Sunday, November 19, 2023

Sunday

For me, the mood is definitely tinted by the upcoming holidays. Little things, like checking bakery store hours for the week ahead. Catching sight of a Clasen's display in the grocery store, with a small gingerbread house and packets of my beloved holiday cookies -- their stars, hearts and moons. I have a legal pad that has pages of notes. What to do in the next five days, fifteen days, thirty days. What the kids might like for Christmas. What dinners will require special attention in advance of their preparation. It's all filling my head right now. And music, too. When I hike, I nearly always have a song running in my head. Once it sticks, it wont budge until the walk is over. I noticed in the last couple of days that the songs in my head are, well, of the season. (I love holiday music for exactly 4 weeks out of the year: from the day after Thanksgiving until December 25th. After that I swear I never want to hear another bouncy jingly tune again. Ever.) And the candles: I'm temporarily moving away from interesting scents from Scandinavian boreal forests and am plunging into pine and blue spruce.  All this before we've even dug into Thanksgiving.
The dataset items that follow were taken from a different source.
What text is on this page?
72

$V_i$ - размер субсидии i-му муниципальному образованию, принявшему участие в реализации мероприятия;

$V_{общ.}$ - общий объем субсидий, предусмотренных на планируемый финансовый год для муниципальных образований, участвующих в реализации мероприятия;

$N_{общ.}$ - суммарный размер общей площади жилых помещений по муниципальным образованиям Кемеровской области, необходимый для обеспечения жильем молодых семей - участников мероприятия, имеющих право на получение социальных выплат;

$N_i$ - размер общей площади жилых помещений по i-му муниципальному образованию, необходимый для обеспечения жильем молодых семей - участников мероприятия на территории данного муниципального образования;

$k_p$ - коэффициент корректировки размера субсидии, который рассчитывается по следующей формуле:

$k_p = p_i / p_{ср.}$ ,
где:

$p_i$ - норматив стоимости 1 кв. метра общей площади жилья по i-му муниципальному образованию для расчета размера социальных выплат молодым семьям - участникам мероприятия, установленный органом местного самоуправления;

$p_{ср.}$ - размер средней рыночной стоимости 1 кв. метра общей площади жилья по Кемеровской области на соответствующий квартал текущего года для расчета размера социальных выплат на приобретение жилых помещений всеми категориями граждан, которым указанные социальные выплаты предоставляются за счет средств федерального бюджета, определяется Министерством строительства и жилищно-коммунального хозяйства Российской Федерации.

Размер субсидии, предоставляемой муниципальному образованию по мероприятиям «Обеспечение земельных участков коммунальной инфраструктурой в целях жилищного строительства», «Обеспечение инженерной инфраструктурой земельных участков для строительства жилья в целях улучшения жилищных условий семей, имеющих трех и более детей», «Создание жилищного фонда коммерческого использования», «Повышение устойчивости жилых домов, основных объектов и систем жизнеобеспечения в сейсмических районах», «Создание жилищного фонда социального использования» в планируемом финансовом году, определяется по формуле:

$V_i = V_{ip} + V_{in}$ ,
I mentioned that we're slowly descending into a cold spell. Today is the last day where we're still well above freezing (a high of 50F or 10C) and so the morning walk to the barn is pleasant...
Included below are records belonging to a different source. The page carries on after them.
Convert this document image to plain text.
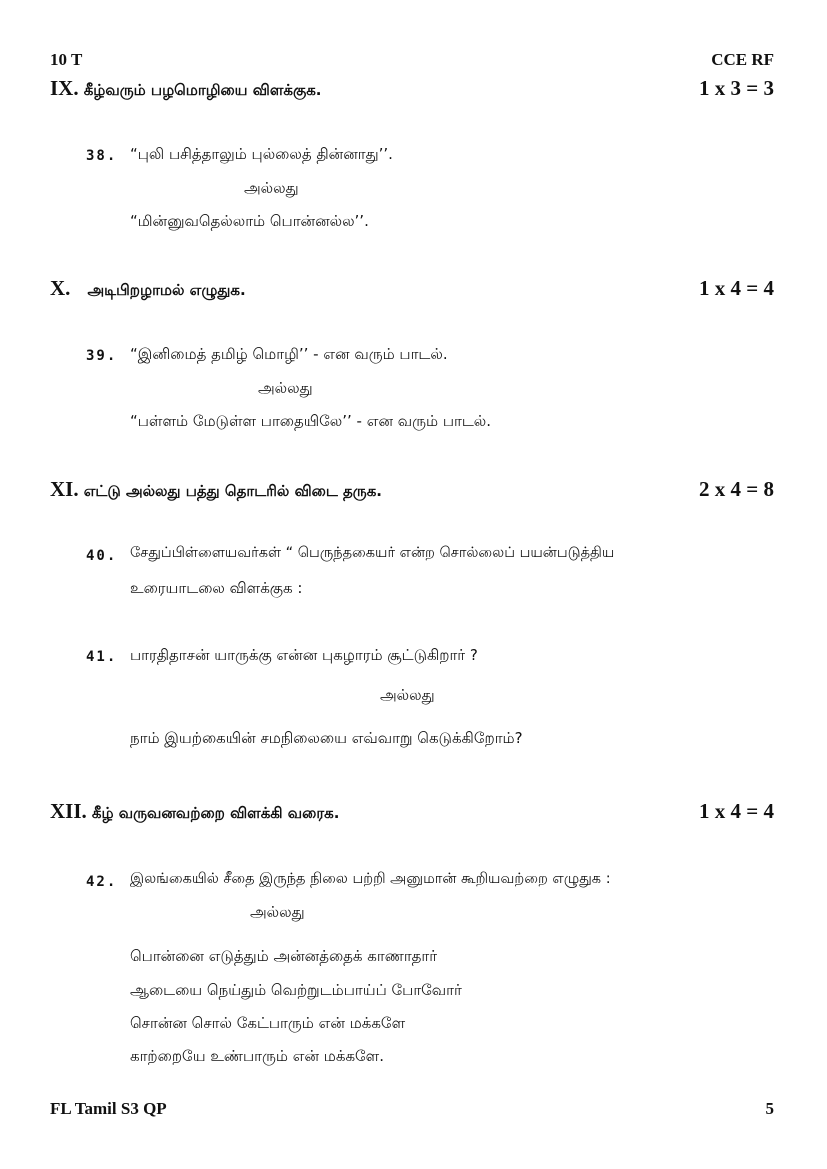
10 T	CCE RF
IX. கீழ்வரும் பழமொழியை விளக்குக.	1 x 3 = 3
38. “புலி பசித்தாலும் புல்லைத் தின்னாது’’.
அல்லது
“மின்னுவதெல்லாம் பொன்னல்ல’’.
X. அடிபிறழாமல் எழுதுக.	1 x 4 = 4
39. “இனிமைத் தமிழ் மொழி’’ - என வரும் பாடல்.
அல்லது
“பள்ளம் மேடுள்ள பாதையிலே’’ - என வரும் பாடல்.
XI. எட்டு அல்லது பத்து தொடரில் விடை தருக.	2 x 4 = 8
40. சேதுப்பிள்ளையவர்கள் “ பெருந்தகையர் என்ற சொல்லைப் பயன்படுத்திய
உரையாடலை விளக்குக :
41. பாரதிதாசன் யாருக்கு என்ன புகழாரம் சூட்டுகிறார் ?
அல்லது
நாம் இயற்கையின் சமநிலையை எவ்வாறு கெடுக்கிறோம்?
XII. கீழ் வருவனவற்றை விளக்கி வரைக.	1 x 4 = 4
42. இலங்கையில் சீதை இருந்த நிலை பற்றி அனுமான் கூறியவற்றை எழுதுக :
அல்லது
பொன்னை எடுத்தும் அன்னத்தைக் காணாதார்
ஆடையை நெய்தும் வெற்றுடம்பாய்ப் போவோர்
சொன்ன சொல் கேட்பாரும் என் மக்களே
காற்றையே உண்பாரும் என் மக்களே.
FL Tamil S3 QP	5
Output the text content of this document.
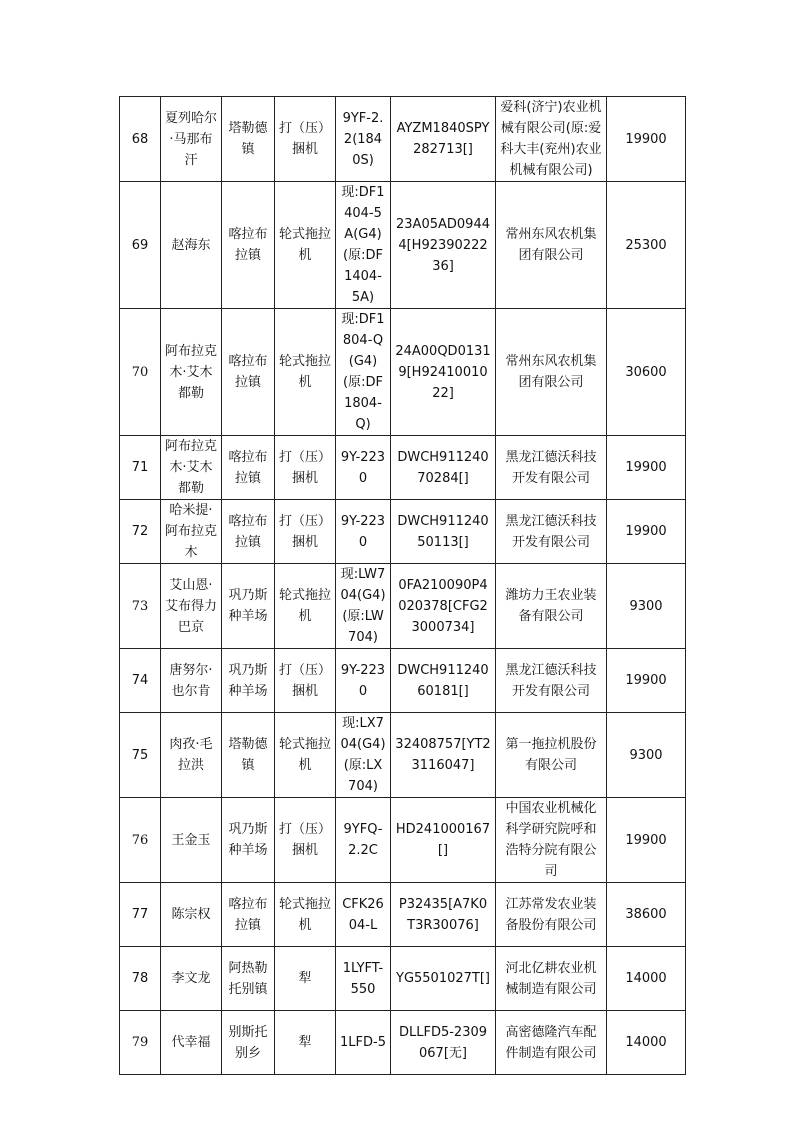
68	夏列哈尔·马那布汗	塔勒德镇	打（压）捆机	9YF-2.2(1840S)	AYZM1840SPY282713[]	爱科(济宁)农业机械有限公司(原:爱科大丰(兖州)农业机械有限公司)	19900
69	赵海东	喀拉布拉镇	轮式拖拉机	现:DF1404-5A(G4)(原:DF1404-5A)	23A05AD09444[H9239022236]	常州东风农机集团有限公司	25300
70	阿布拉克木·艾木都勒	喀拉布拉镇	轮式拖拉机	现:DF1804-Q(G4)(原:DF1804-Q)	24A00QD01319[H9241001022]	常州东风农机集团有限公司	30600
71	阿布拉克木·艾木都勒	喀拉布拉镇	打（压）捆机	9Y-2230	DWCH91124070284[]	黑龙江德沃科技开发有限公司	19900
72	哈米提·阿布拉克木	喀拉布拉镇	打（压）捆机	9Y-2230	DWCH91124050113[]	黑龙江德沃科技开发有限公司	19900
73	艾山恩·艾布得力巴京	巩乃斯种羊场	轮式拖拉机	现:LW704(G4)(原:LW704)	0FA210090P4020378[CFG23000734]	潍坊力王农业装备有限公司	9300
74	唐努尔·也尔肯	巩乃斯种羊场	打（压）捆机	9Y-2230	DWCH91124060181[]	黑龙江德沃科技开发有限公司	19900
75	肉孜·毛拉洪	塔勒德镇	轮式拖拉机	现:LX704(G4)(原:LX704)	32408757[YT23116047]	第一拖拉机股份有限公司	9300
76	王金玉	巩乃斯种羊场	打（压）捆机	9YFQ-2.2C	HD241000167[]	中国农业机械化科学研究院呼和浩特分院有限公司	19900
77	陈宗权	喀拉布拉镇	轮式拖拉机	CFK2604-L	P32435[A7K0T3R30076]	江苏常发农业装备股份有限公司	38600
78	李文龙	阿热勒托别镇	犁	1LYFT-550	YG5501027T[]	河北亿耕农业机械制造有限公司	14000
79	代幸福	别斯托别乡	犁	1LFD-5	DLLFD5-2309067[无]	高密德隆汽车配件制造有限公司	14000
Breakfast? Oh, it's always deliciously wonderful.




And then I push myself to do my annual grand mow of most (but not all) of the farmette lands. I use the tractor mower for this -- you need a solid, large machine to manage the tall growth of our mock prairie and to power through, as it goes over fallen timber. 

It's a bumpy and dusty terrain (we haven't had rain for weeks!) and there is a very large part of me that hates this job. My head spins, my stomach turns. On the other hand, there is a deep feeling of satisfaction that you get from bringing down a year's worth of spent growth. Weeds, goldenrod, tall grasses, dogwood. Sticky seeds, thorny bramble canes, dried snakeroot. I bring it all down. 

The purpose of this is manifold: I want to slow down the growth of invasives, and I want to open up the ground so that the wildflowers that I love have a chance to emerge. Out front, I want to mulch the maple leaves into something that wont totally smother the grasses that do survive the dense shade.

By the time I'm done, I am ready to collapse and not move for at least ten hours. Did I mention how woozy riding that bumpy machine makes me feel?

All that and my movement rings dont even budge! Ah well: I sacrifice a good chunk of my day for the health of the farmette lands and the plant life that I want to encourage and keep healthy here.




In the evening, the young family comes for dinner. They, too, are focusing more and more on the holidays. Sparrow, who is always too quick to proclaim something as his favorite ("my favorite food is watercress!" "Have you ever had it?" "I dont think so...") has been saying for a while that his favorite holiday is Thanksgiving. ("Why?" "I told you already many times! Because you give thanks!") Feeling a bit like he is abandoning me by going with his family to Chicago for that day, he draws me a picture of just him and me at a Thanksgiving table together. "This will make you feel better!" 

All my grandkids are very, very sweet to me.




(wait! do I see braids??)



(Sparrow really loves to read these books to his brother...)



(If she stands on a chair pretending to be the Statue of Liberty, he, the one next in line, has to do it too. Sandpiper joins in, of course, though he is clueless about Ms Liberty, or her iconic pose.)



(finally, dinner is ready...)



Warm, breezy and fragrant summer evenings may be beautiful, but honestly, nothing beats the cozy and snug, dark evenings of winter. You add your own light. You add color. You add just a whiff of a forest scent (or you bake something with cinnamon). Maybe you mix up a kir vin blanc, or a warm cup of tea with honey. You take out the quilt or a throw blanket and you settle in for a quiet set of hours and it is nothing short of sublime.